On July 27, 2016, the Company granted 300,000 stock options to the Directors and Officers of the Company, as a result of their re-election and reappointment following the Annual General Meeting to serve on the Board of Directors of the Company for the ensuing year. The options have a strike price of $0.20 per share and vest 50% on grant date and 50% on the anniversary date. On the same day, the Company granted 400,000 options to a Director and an Officer of the Company, 1,100,000 options to employees and 100,000 options to a consultant engaged by the Company. These options had a strike price of $0.16 and vest 1/3 on each anniversary date of the grant. All options will expire in five years if not exercised.



Douglas Thomson, Chair

Forward-looking Statements

This news release contains forward-looking statements relating to the future operations and profitability of the Company and other statements that are not historical facts. Forward-looking statements are often identified by terms such as "may", "should", "anticipate", "expects", "believe", "will", "intends", "plans" and similar expressions.
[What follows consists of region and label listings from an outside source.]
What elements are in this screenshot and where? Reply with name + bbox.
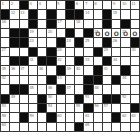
black-cell [94, 66, 102, 74]
white-cell[interactable]: 30 [131, 48, 139, 56]
white-cell[interactable] [84, 20, 92, 28]
black-cell [112, 76, 120, 84]
black-cell [47, 20, 55, 28]
white-cell[interactable] [112, 20, 120, 28]
black-cell [121, 66, 129, 74]
white-cell[interactable]: 29 [103, 48, 111, 56]
white-cell[interactable] [131, 20, 139, 28]
clue-number: 18 [76, 19, 80, 24]
white-cell[interactable]: O [112, 29, 120, 37]
white-cell[interactable]: 26 [112, 38, 120, 46]
white-cell[interactable] [10, 20, 18, 28]
clue-number: 9 [113, 1, 115, 6]
white-cell[interactable]: 9 [112, 1, 120, 9]
white-cell[interactable]: 24 [66, 38, 74, 46]
black-cell [38, 95, 46, 103]
white-cell[interactable] [29, 95, 37, 103]
black-cell [103, 10, 111, 18]
white-cell[interactable] [29, 123, 37, 131]
white-cell[interactable]: 18 [75, 20, 83, 28]
white-cell[interactable]: 1 [1, 1, 9, 9]
clue-number: 31 [29, 57, 33, 62]
white-cell[interactable] [38, 113, 46, 121]
white-cell[interactable]: O [131, 29, 139, 37]
white-cell[interactable] [10, 113, 18, 121]
white-cell[interactable]: 47 [66, 85, 74, 93]
black-cell [57, 66, 65, 74]
white-cell[interactable] [131, 123, 139, 131]
black-cell [20, 38, 28, 46]
clue-number: 29 [103, 47, 107, 52]
clue-number: 19 [29, 29, 33, 34]
white-cell[interactable] [38, 76, 46, 84]
white-cell[interactable]: 28 [57, 48, 65, 56]
clue-number: 4 [39, 1, 41, 6]
clue-number: 54 [48, 103, 52, 108]
white-cell[interactable] [38, 123, 46, 131]
clue-number: 63 [131, 113, 135, 118]
clue-number: 6 [76, 1, 78, 6]
white-cell[interactable]: 31 [29, 57, 37, 65]
black-cell [47, 57, 55, 65]
clue-number: 65 [85, 122, 89, 127]
clue-number: 51 [85, 94, 89, 99]
white-cell[interactable]: 44 [121, 76, 129, 84]
black-cell [84, 104, 92, 112]
white-cell[interactable] [38, 48, 46, 56]
clue-number: 11 [131, 1, 135, 6]
black-cell [20, 29, 28, 37]
white-cell[interactable]: 35 [1, 66, 9, 74]
clue-number: 23 [29, 38, 33, 43]
white-cell[interactable] [20, 123, 28, 131]
white-cell[interactable] [94, 95, 102, 103]
black-cell [103, 95, 111, 103]
white-cell[interactable] [1, 85, 9, 93]
white-cell[interactable] [66, 20, 74, 28]
filled-letter: O [121, 30, 129, 37]
white-cell[interactable]: 27 [1, 48, 9, 56]
white-cell[interactable]: 53 [1, 104, 9, 112]
clue-number: 62 [122, 113, 126, 118]
white-cell[interactable]: 6 [75, 1, 83, 9]
clue-number: 53 [2, 103, 6, 108]
white-cell[interactable]: 23 [29, 38, 37, 46]
black-cell [75, 123, 83, 131]
clue-number: 24 [66, 38, 70, 43]
black-cell [84, 29, 92, 37]
clue-number: 46 [48, 85, 52, 90]
white-cell[interactable] [47, 38, 55, 46]
white-cell[interactable] [121, 85, 129, 93]
white-cell[interactable] [131, 85, 139, 93]
white-cell[interactable] [94, 20, 102, 28]
white-cell[interactable]: 61 [84, 113, 92, 121]
clue-number: 59 [29, 113, 33, 118]
white-cell[interactable] [84, 48, 92, 56]
filled-letter: O [131, 30, 139, 37]
clue-number: 43 [57, 75, 61, 80]
black-cell [57, 85, 65, 93]
white-cell[interactable] [57, 29, 65, 37]
black-cell [131, 38, 139, 46]
clue-number: 17 [57, 19, 61, 24]
white-cell[interactable]: 37 [20, 66, 28, 74]
white-cell[interactable]: 60 [57, 113, 65, 121]
clue-number: 37 [20, 66, 24, 71]
white-cell[interactable]: 46 [47, 85, 55, 93]
black-cell [20, 85, 28, 93]
black-cell [84, 85, 92, 93]
clue-number: 26 [113, 38, 117, 43]
clue-number: 36 [11, 66, 15, 71]
white-cell[interactable]: 5 [57, 1, 65, 9]
clue-number: 58 [2, 113, 6, 118]
filled-letter: O [94, 30, 102, 37]
clue-number: 12 [11, 10, 15, 15]
white-cell[interactable] [10, 123, 18, 131]
white-cell[interactable]: 17 [57, 20, 65, 28]
black-cell [75, 10, 83, 18]
clue-number: 39 [66, 66, 70, 71]
white-cell[interactable] [38, 85, 46, 93]
black-cell [112, 95, 120, 103]
white-cell[interactable] [66, 57, 74, 65]
white-cell[interactable]: 42 [1, 76, 9, 84]
black-cell [66, 1, 74, 9]
white-cell[interactable] [94, 123, 102, 131]
clue-number: 47 [66, 85, 70, 90]
clue-number: 8 [94, 1, 96, 6]
white-cell[interactable]: 3 [29, 1, 37, 9]
white-cell[interactable] [20, 95, 28, 103]
black-cell [29, 48, 37, 56]
white-cell[interactable] [112, 85, 120, 93]
white-cell[interactable] [66, 48, 74, 56]
black-cell [29, 20, 37, 28]
white-cell[interactable] [66, 123, 74, 131]
white-cell[interactable]: 2 [10, 1, 18, 9]
white-cell[interactable] [1, 29, 9, 37]
white-cell[interactable]: 48 [94, 85, 102, 93]
white-cell[interactable] [94, 10, 102, 18]
white-cell[interactable]: 16 [1, 20, 9, 28]
white-cell[interactable]: 11 [131, 1, 139, 9]
clue-number: 40 [76, 66, 80, 71]
white-cell[interactable] [29, 66, 37, 74]
white-cell[interactable]: 22O [121, 29, 129, 37]
white-cell[interactable] [10, 76, 18, 84]
white-cell[interactable] [66, 76, 74, 84]
white-cell[interactable]: 54 [47, 104, 55, 112]
white-cell[interactable]: 10 [121, 1, 129, 9]
white-cell[interactable] [94, 57, 102, 65]
clue-number: 20 [48, 29, 52, 34]
white-cell[interactable]: 20 [47, 29, 55, 37]
clue-number: 5 [57, 1, 59, 6]
white-cell[interactable] [10, 48, 18, 56]
white-cell[interactable] [75, 29, 83, 37]
clue-number: 57 [103, 103, 107, 108]
clue-number: 32 [57, 57, 61, 62]
clue-number: 60 [57, 113, 61, 118]
white-cell[interactable] [131, 76, 139, 84]
white-cell[interactable]: 55 [75, 104, 83, 112]
white-cell[interactable] [94, 113, 102, 121]
black-cell [10, 38, 18, 46]
filled-letter: O [112, 30, 120, 37]
white-cell[interactable]: 52 [121, 95, 129, 103]
white-cell[interactable] [47, 66, 55, 74]
black-cell [94, 48, 102, 56]
clue-number: 56 [94, 103, 98, 108]
clue-number: 2 [11, 1, 13, 6]
clue-number: 55 [76, 103, 80, 108]
black-cell [10, 29, 18, 37]
white-cell[interactable] [121, 48, 129, 56]
clue-number: 14 [85, 10, 89, 15]
white-cell[interactable] [20, 76, 28, 84]
white-cell[interactable] [121, 104, 129, 112]
white-cell[interactable]: 56 [94, 104, 102, 112]
white-cell[interactable] [103, 85, 111, 93]
black-cell [47, 113, 55, 121]
white-cell[interactable]: 59 [29, 113, 37, 121]
clue-number: 45 [29, 85, 33, 90]
black-cell [66, 29, 74, 37]
white-cell[interactable] [131, 57, 139, 65]
black-cell [131, 104, 139, 112]
black-cell [47, 48, 55, 56]
white-cell[interactable] [20, 48, 28, 56]
clue-number: 34 [113, 57, 117, 62]
white-cell[interactable] [131, 66, 139, 74]
white-cell[interactable]: 63 [131, 113, 139, 121]
clue-number: 7 [85, 1, 87, 6]
white-cell[interactable] [103, 1, 111, 9]
white-cell[interactable] [103, 113, 111, 121]
black-cell [75, 57, 83, 65]
white-cell[interactable]: 15 [112, 10, 120, 18]
clue-number: 52 [122, 94, 126, 99]
filled-letter: O [103, 30, 111, 37]
black-cell [94, 76, 102, 84]
black-cell [103, 57, 111, 65]
crossword-grid: 123456789101112131415161718192021OOO22OO… [0, 0, 140, 132]
white-cell[interactable]: 14 [84, 10, 92, 18]
white-cell[interactable] [112, 66, 120, 74]
white-cell[interactable] [75, 113, 83, 121]
white-cell[interactable]: 34 [112, 57, 120, 65]
white-cell[interactable] [29, 76, 37, 84]
white-cell[interactable]: 25 [84, 38, 92, 46]
white-cell[interactable]: 40 [75, 66, 83, 74]
clue-number: 50 [48, 94, 52, 99]
white-cell[interactable]: 58 [1, 113, 9, 121]
white-cell[interactable] [121, 123, 129, 131]
black-cell [121, 20, 129, 28]
clue-number: 42 [2, 75, 6, 80]
clue-number: 25 [85, 38, 89, 43]
black-cell [20, 113, 28, 121]
white-cell[interactable] [112, 48, 120, 56]
clue-number: 33 [85, 57, 89, 62]
white-cell[interactable]: 4 [38, 1, 46, 9]
white-cell[interactable] [121, 38, 129, 46]
white-cell[interactable]: 7 [84, 1, 92, 9]
white-cell[interactable]: 50 [47, 95, 55, 103]
white-cell[interactable] [131, 95, 139, 103]
black-cell [112, 113, 120, 121]
white-cell[interactable] [103, 123, 111, 131]
black-cell [1, 10, 9, 18]
clue-number: 10 [122, 1, 126, 6]
white-cell[interactable]: 62 [121, 113, 129, 121]
black-cell [10, 57, 18, 65]
white-cell[interactable] [75, 48, 83, 56]
white-cell[interactable] [47, 123, 55, 131]
white-cell[interactable] [57, 10, 65, 18]
white-cell[interactable]: 38 [38, 66, 46, 74]
black-cell [103, 20, 111, 28]
clue-number: 15 [113, 10, 117, 15]
black-cell [29, 10, 37, 18]
black-cell [84, 76, 92, 84]
white-cell[interactable] [121, 10, 129, 18]
white-cell[interactable]: 43 [57, 76, 65, 84]
clue-number: 16 [2, 19, 6, 24]
white-cell[interactable] [38, 20, 46, 28]
white-cell[interactable] [57, 95, 65, 103]
clue-number: 3 [29, 1, 31, 6]
white-cell[interactable]: 21O [94, 29, 102, 37]
white-cell[interactable]: 41 [103, 66, 111, 74]
white-cell[interactable] [20, 104, 28, 112]
white-cell[interactable] [84, 66, 92, 74]
white-cell[interactable] [57, 104, 65, 112]
black-cell [47, 10, 55, 18]
white-cell[interactable] [29, 104, 37, 112]
white-cell[interactable] [66, 95, 74, 103]
white-cell[interactable]: 57 [103, 104, 111, 112]
white-cell[interactable]: 49 [10, 95, 18, 103]
clue-number: 35 [2, 66, 6, 71]
white-cell[interactable]: 45 [29, 85, 37, 93]
black-cell [103, 38, 111, 46]
white-cell[interactable]: 13 [20, 10, 28, 18]
white-cell[interactable]: 8 [94, 1, 102, 9]
black-cell [66, 10, 74, 18]
black-cell [47, 76, 55, 84]
white-cell[interactable] [1, 57, 9, 65]
white-cell[interactable] [131, 10, 139, 18]
clue-number: 44 [122, 75, 126, 80]
white-cell[interactable] [75, 76, 83, 84]
white-cell[interactable]: O [103, 29, 111, 37]
white-cell[interactable] [112, 104, 120, 112]
white-cell[interactable] [112, 123, 120, 131]
clue-number: 1 [2, 1, 4, 6]
white-cell[interactable] [38, 38, 46, 46]
white-cell[interactable] [38, 29, 46, 37]
clue-number: 38 [39, 66, 43, 71]
clue-number: 61 [85, 113, 89, 118]
black-cell [75, 95, 83, 103]
black-cell [10, 85, 18, 93]
clue-number: 48 [94, 85, 98, 90]
black-cell [20, 57, 28, 65]
clue-number: 41 [103, 66, 107, 71]
black-cell [20, 1, 28, 9]
white-cell[interactable]: 65 [84, 123, 92, 131]
black-cell [57, 38, 65, 46]
white-cell[interactable]: 32 [57, 57, 65, 65]
white-cell[interactable]: 12 [10, 10, 18, 18]
white-cell[interactable] [103, 76, 111, 84]
white-cell[interactable] [57, 123, 65, 131]
white-cell[interactable]: 36 [10, 66, 18, 74]
black-cell [75, 38, 83, 46]
clue-number: 13 [20, 10, 24, 15]
crossword-puzzle: 123456789101112131415161718192021OOO22OO… [0, 0, 140, 132]
white-cell[interactable]: 19 [29, 29, 37, 37]
white-cell[interactable] [10, 104, 18, 112]
clue-number: 27 [2, 47, 6, 52]
white-cell[interactable]: 51 [84, 95, 92, 103]
white-cell[interactable] [20, 20, 28, 28]
clue-number: 28 [57, 47, 61, 52]
white-cell[interactable] [1, 38, 9, 46]
white-cell[interactable] [66, 104, 74, 112]
clue-number: 49 [11, 94, 15, 99]
black-cell [38, 104, 46, 112]
white-cell[interactable]: 33 [84, 57, 92, 65]
black-cell [1, 95, 9, 103]
white-cell[interactable]: 64 [1, 123, 9, 131]
black-cell [38, 57, 46, 65]
white-cell[interactable] [38, 10, 46, 18]
white-cell[interactable] [94, 38, 102, 46]
white-cell[interactable] [47, 1, 55, 9]
white-cell[interactable] [121, 57, 129, 65]
white-cell[interactable] [75, 85, 83, 93]
white-cell[interactable]: 39 [66, 66, 74, 74]
white-cell[interactable] [66, 113, 74, 121]
clue-number: 30 [131, 47, 135, 52]
clue-number: 64 [2, 122, 6, 127]
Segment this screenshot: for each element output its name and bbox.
Any statements that are contained in this news release that are not statements of historical fact may be deemed to be forward-looking statements. Such forward-looking information is provided for the purpose of providing information about management's current expectations and plans relating to the future. Investors are cautioned that reliance on such information may not be appropriate for other purposes, such as making investment decisions.

In respect of the forward-looking information and statements the Company has placed reliance on certain assumptions that it believes are reasonable at this time, including expectations and assumptions concerning, among other things: interest and foreign exchange rates; planned synergies, capital efficiencies and cost-savings; applicable tax laws; the sufficiency of budgeted capital expenditures in carrying out planned activities; the availability and cost of labour and services; the success of growth projects; future operating costs; that counterparties to material agreements will continue to perform in a timely manner; that there are no unforeseen events preventing the performance of contracts; and that there are no unforeseen material development or other costs related to current growth projects or current operations. Accordingly, readers should not place undue reliance on the forward-looking information contained in this press release. Since forward-looking information addresses future events and conditions, such information by its very nature involves inherent risks and uncertainties. Actual results could differ materially from those currently anticipated due to a number of factors and risks. These include, but are not limited to the risks associated with the industries in which the Company operates in general such as: costs and expenses; interest rate and exchange rate fluctuations; competition; ability to access sufficient capital from internal and external sources; and changes in legislation, including but not limited to tax laws.

Readers are cautioned that the foregoing list of factors is not exhaustive. Forward-looking statements contained in this news release are expressly qualified by this cautionary statement. The forward-looking statements contained in this news release are made as of the date of this news release, and the Company undertakes no obligation to update publicly or to revise any of the included forward-looking statements, whether as a result of new information, future events or otherwise, except as expressly required by Canadian securities law.

This news release does not constitute an offer to sell or the solicitation of an offer to buy any securities within the United States. The securities to be offered have not been and will not be registered under the U.S. Securities Act of 1933, as amended, or any state securities laws, and may not be offered or sold in the United States absent registration or an applicable exemption from the registration requirements of such Act or other laws.

The TSX Venture Exchange has not reviewed and does not accept responsibility for the adequacy or accuracy of this release.